I met with them before they went home. I held her and took a picture with her and her mom and dad. It is a photo I will always cherish. We said our good-byes and off they went to start a new life with the baby I had placed in their arms. It was a life-changing moment. I had a new respect for life. When you are given the choice to choose life or death for another human being, it changes you. At least it changed me.
[Read the 2nd half of EN’s story here, in which she describes the years after the adoption.]
Thank you for sharing your story, and for the amazing gift you gave your daughter's parents.
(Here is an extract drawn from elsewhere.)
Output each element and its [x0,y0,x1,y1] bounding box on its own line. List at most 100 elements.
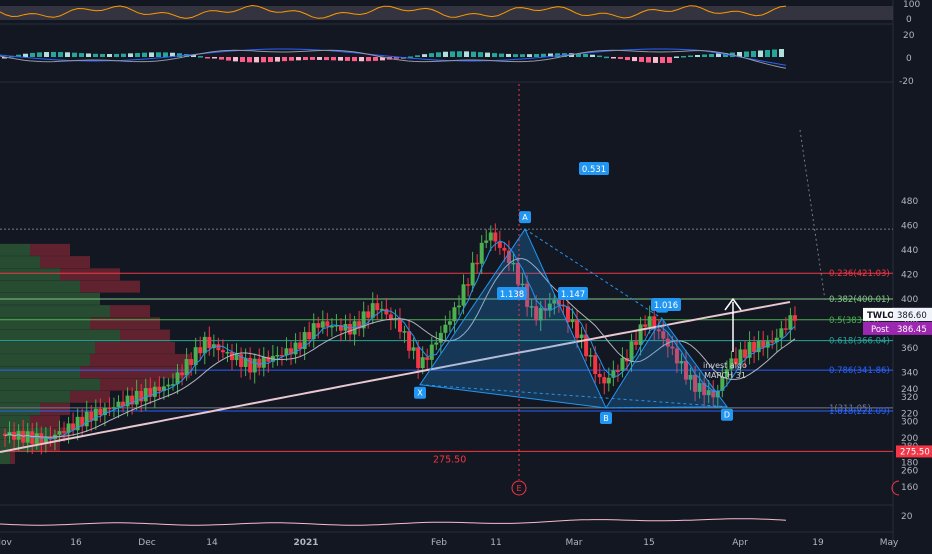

This is a really incredible first-hand account! I'm a new mom myself and I think you're doubly brave: once for not aborting the baby and twice for giving her to her adoptive parents. – Julie
I could never have an abortion, but at the same time, I don't think I could bring myself to place a child for adoption. (Luckily, that contrast scared me enough that I'm getting married in just over a week and I've never had sexual intercourse.) You have a bravery and a selflessness that I'm not sure I could have produced.
I think Birthright is probably the best crisis pregnancy organization there is, because of both its widespread availability and the fact that it doesn't take the religious approach that a lot of places do and that doesn't necessarily work for a lot of people. I make them baby hats all the time.
http://s2.photobucket.com/albums/y48/marauderthesn/Baby%20Hats/
Also, hi to another pro-life Minnesotan!